Depois de um 2025 para esquecer, marcado por campanhas irregulares, eliminações traumáticas e um Campeonato Brasileiro longe da tranquilidade prometida, o Vitória decidiu encerrar o ano com um gesto claro ao seu torcedor.
Em meio às festas de fim de ano, a diretoria rubro-negra confirmou a compra definitiva de dois dos principais nomes do elenco: o volante Gabriel Baralhas e o atacante Erick. Os dois atletas chegaram ao Barradão por empréstimo e, ao longo da temporada, se consolidaram como peças importantes da equipe.

O bom rendimento em campo fez o clube optar pelo investimento para garantir a permanência da dupla, em uma movimentação que muda o patamar recente do Vitória no mercado. A negociação mais expressiva envolveu Gabriel Baralhas.
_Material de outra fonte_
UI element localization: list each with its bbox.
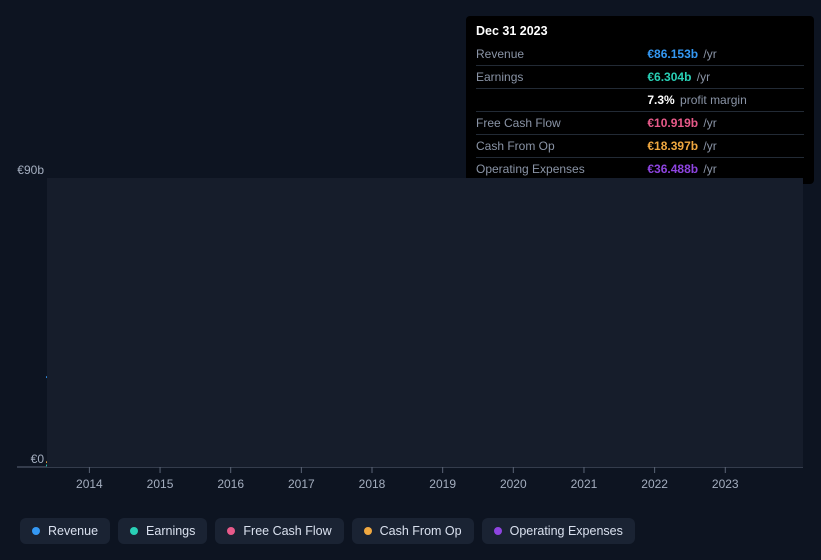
- x-axis-label: 2022: [641, 477, 668, 491]
- legend-dot-icon: [364, 527, 372, 535]
- x-axis-label: 2015: [147, 477, 174, 491]
- legend-item-earnings[interactable]: Earnings: [118, 518, 207, 544]
- legend-label: Free Cash Flow: [243, 524, 331, 538]
- legend-item-revenue[interactable]: Revenue: [20, 518, 110, 544]
- legend-item-fcf[interactable]: Free Cash Flow: [215, 518, 343, 544]
- legend: Revenue Earnings Free Cash Flow Cash From O…: [20, 518, 635, 544]
- legend-item-opex[interactable]: Operating Expenses: [482, 518, 635, 544]
- legend-dot-icon: [130, 527, 138, 535]
- x-axis-label: 2023: [712, 477, 739, 491]
- y-axis-label: €0: [0, 452, 44, 466]
- x-axis-label: 2018: [359, 477, 386, 491]
- chart-plot-bg: [47, 178, 803, 467]
- legend-label: Cash From Op: [380, 524, 462, 538]
- legend-dot-icon: [494, 527, 502, 535]
- legend-label: Operating Expenses: [510, 524, 623, 538]
- y-axis-label: €90b: [0, 163, 44, 177]
- chart-plot-area: [0, 0, 821, 560]
- x-axis-label: 2021: [571, 477, 598, 491]
- legend-item-cfo[interactable]: Cash From Op: [352, 518, 474, 544]
- x-axis-label: 2014: [76, 477, 103, 491]
- legend-label: Earnings: [146, 524, 195, 538]
- x-axis-label: 2019: [429, 477, 456, 491]
- legend-label: Revenue: [48, 524, 98, 538]
- legend-dot-icon: [32, 527, 40, 535]
- x-axis-label: 2017: [288, 477, 315, 491]
- x-axis-label: 2020: [500, 477, 527, 491]
- legend-dot-icon: [227, 527, 235, 535]
- x-axis-label: 2016: [217, 477, 244, 491]
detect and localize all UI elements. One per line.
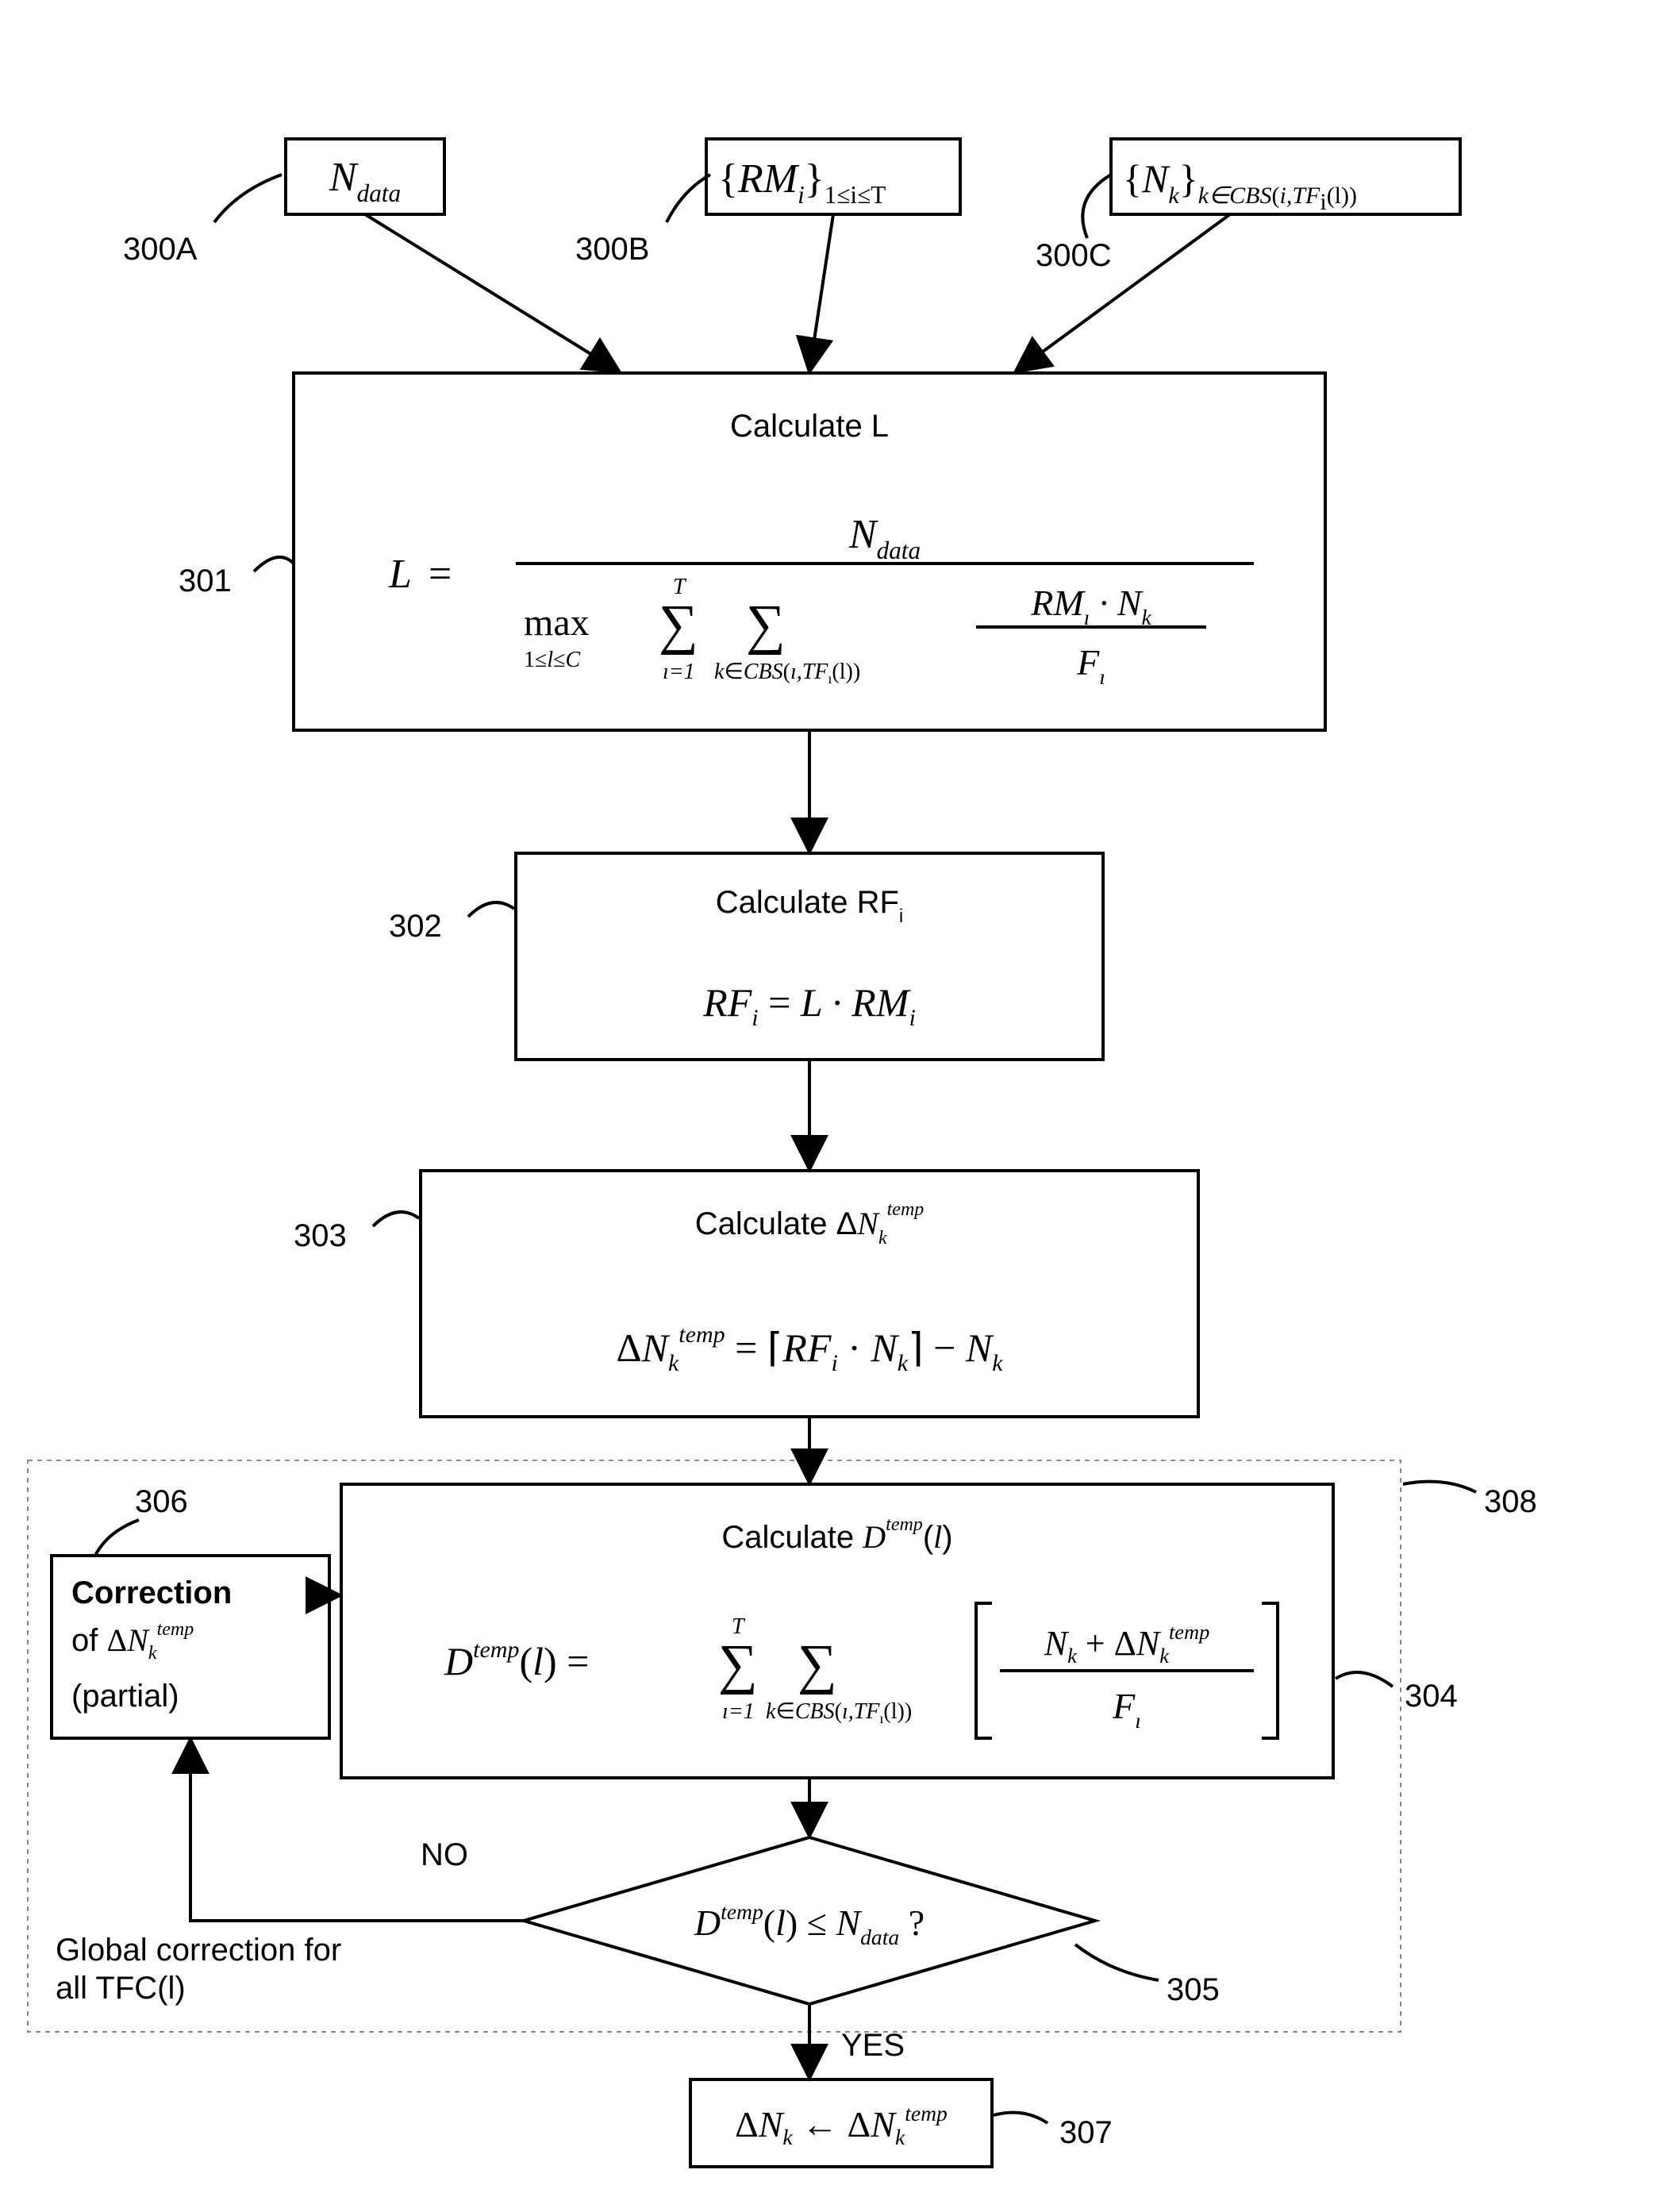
svg-text:∑: ∑ [798,1634,837,1695]
input-nk: {Nk}k∈CBS(i,TFi(l)) [1111,139,1460,215]
svg-text:(partial): (partial) [71,1679,179,1714]
svg-text:305: 305 [1167,1972,1220,2007]
svg-text:=: = [429,552,452,597]
node-correction: Correction of ΔNktemp (partial) [52,1556,329,1738]
label-global2: all TFC(l) [56,1971,186,2006]
svg-text:301: 301 [179,564,232,598]
svg-text:306: 306 [135,1484,188,1519]
svg-text:300C: 300C [1036,238,1112,273]
svg-text:k∈CBS(ı,TFı(l)): k∈CBS(ı,TFı(l)) [714,660,860,687]
label-yes: YES [841,2028,905,2063]
node-calculate-rfi: Calculate RFi RFi = L · RMi [516,853,1103,1060]
title-301: Calculate L [730,409,889,444]
input-ndata: Ndata [286,139,444,214]
svg-text:∑: ∑ [659,594,698,656]
svg-text:T: T [732,1614,746,1639]
svg-text:302: 302 [389,909,442,944]
svg-text:∑: ∑ [718,1634,758,1695]
decision-dtemp: Dtemp(l) ≤ Ndata ? [524,1837,1095,2004]
input-rmi: {RMi}1≤i≤T [706,139,960,214]
svg-text:308: 308 [1484,1484,1537,1519]
svg-text:max: max [524,602,590,644]
edge-b-301 [809,214,833,371]
svg-text:ı=1: ı=1 [722,1699,755,1724]
svg-text:303: 303 [294,1218,347,1253]
svg-text:304: 304 [1405,1679,1458,1714]
label-no: NO [421,1837,468,1872]
svg-text:300A: 300A [123,232,198,267]
svg-text:ı=1: ı=1 [663,660,695,684]
svg-text:RMı · Nk: RMı · Nk [1030,583,1151,629]
svg-text:1≤l≤C: 1≤l≤C [524,648,581,672]
svg-text:300B: 300B [575,232,649,267]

Emprestado pelo Atlético-GO, o volante se destacou pela intensidade, liderança e regularidade, tornando-se fundamental no meio-campo rubro-negro.
O gol decisivo contra o São Paulo, na rodada final do Brasileirão, ficou marcado como um dos momentos mais emblemáticos da temporada ao assegurar a permanência do Leão na Série A.
Para adquirir 70% dos direitos econômicos do jogador, o Vitória desembolsou R$ 8 milhões — valor que o coloca como a contratação mais cara da história do clube.
Já Erick, que pertencia ao São Paulo, teve um caminho de afirmação diferente. Após um início instável e sob desconfiança de parte da torcida, o atacante ganhou confiança, passou a ser decisivo e terminou o Campeonato Brasileiro como um dos destaques ofensivos da equipe.
Para selar a compra do camisa 33, o Vitória investiu R$ 7 milhões, montante que inclui tanto o valor do passe quanto pendências financeiras com o clube paulista.
Com as duas aquisições, o Vitória atingiu cifras inéditas em sua história recente e reforçou a política de valorização de atletas que entregaram rendimento esportivo. Baralhas e Erick agora figuram no topo da lista das contratações mais caras já realizadas pelo clube.

As contratações mais caras da história do Vitória
- Gabriel Baralhas – 2025 – R$ 8 milhões
- Erick – 2025 – R$ 7 milhões
- Wagner Leonardo – 2023 – R$ 5,6 milhões
- Claudinho – 2024 – R$ 5,1 milhões
- Petkovic – 1997 – R$ 5 milhões (cerca de R$ 44 milhões atualmente)
- Janderson – 2024 – R$ 5 milhões
- Wellington Rato – 2025 – R$ 5 milhões
- Lucas Braga – 2025 – R$ 5 milhões
- Kieza – 2016 – R$ 4 milhões
- Bebeto – 1997 – R$ 3,5 milhões (cerca de R$ 30 milhões atualmente)
- Fabri – 2025 – R$ 3,2 milhões
- Léo Naldi – 2024 – R$ 3 milhões
O movimento da diretoria, liderada por Fábio Mota, é visto internamente como um passo importante para dar mais estabilidade ao elenco e evitar novos riscos esportivos, além de representar uma tentativa de reconexão com a torcida após um ano de altos e baixos.